Os rituais preferem as noites, os manequins também. Um luar gris ajuda bastante. Se for ambiente fechado, uma luz esmaecida é bom. Rituais não gostam de excessos de claridade. A arte é mais noturna que diurna. Por isso que Bachelard nomeia de homem noturno aquele que vive no mundo das artes. O músico, o compositor, o intérprete são homens noturnos. O narrador também trabalha noturnidades. Por isso que se torna uma bela viagem, ler um contista que antes de tudo é compositor, instrumentista e cantor.

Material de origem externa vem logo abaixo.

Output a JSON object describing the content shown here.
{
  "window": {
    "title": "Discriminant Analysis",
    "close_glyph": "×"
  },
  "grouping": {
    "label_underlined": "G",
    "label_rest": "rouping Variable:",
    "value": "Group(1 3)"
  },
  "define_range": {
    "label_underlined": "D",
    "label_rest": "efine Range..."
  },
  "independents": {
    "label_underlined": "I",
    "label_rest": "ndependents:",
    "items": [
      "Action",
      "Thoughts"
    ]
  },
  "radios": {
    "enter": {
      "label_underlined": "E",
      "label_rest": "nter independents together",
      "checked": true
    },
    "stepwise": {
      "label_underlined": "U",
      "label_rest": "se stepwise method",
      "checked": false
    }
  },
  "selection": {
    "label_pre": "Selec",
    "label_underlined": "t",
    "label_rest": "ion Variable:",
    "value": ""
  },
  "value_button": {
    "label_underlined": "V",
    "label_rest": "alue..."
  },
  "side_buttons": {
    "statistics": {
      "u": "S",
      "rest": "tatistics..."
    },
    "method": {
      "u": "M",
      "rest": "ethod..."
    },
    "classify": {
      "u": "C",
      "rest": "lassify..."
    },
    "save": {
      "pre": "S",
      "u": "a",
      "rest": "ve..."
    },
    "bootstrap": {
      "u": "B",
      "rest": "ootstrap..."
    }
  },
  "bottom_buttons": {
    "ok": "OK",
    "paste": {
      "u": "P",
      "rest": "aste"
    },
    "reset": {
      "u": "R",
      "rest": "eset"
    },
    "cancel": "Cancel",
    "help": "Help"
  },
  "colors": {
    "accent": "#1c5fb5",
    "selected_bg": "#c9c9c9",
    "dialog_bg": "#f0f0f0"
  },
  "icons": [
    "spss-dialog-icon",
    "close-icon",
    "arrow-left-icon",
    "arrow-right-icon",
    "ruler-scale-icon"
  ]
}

Esse privilégio quem possui é Eugênio Leandro. Mesmo tendo nascido em Fortaleza, criou-se em Limoeiro do Norte, terra de intelectuais. Naquela cidade cearense, do Vale do Jaguaribe, aprendeu violão, estudou desenho, escultura e entalhe. Trabalhou em teatro, rádio e jornal. Tocou em bailes dançantes, cantou reisado e frequentou circos mambembes. Depois desse aprendizado, retornou a Fortaleza onde se enfronhou nos principais grupos musicais e literários da capital, tendo se destacado como um dos mais atuantes componentes do grupo Siriará de literatura. Foi nesse grupo que começou a editar seus contos.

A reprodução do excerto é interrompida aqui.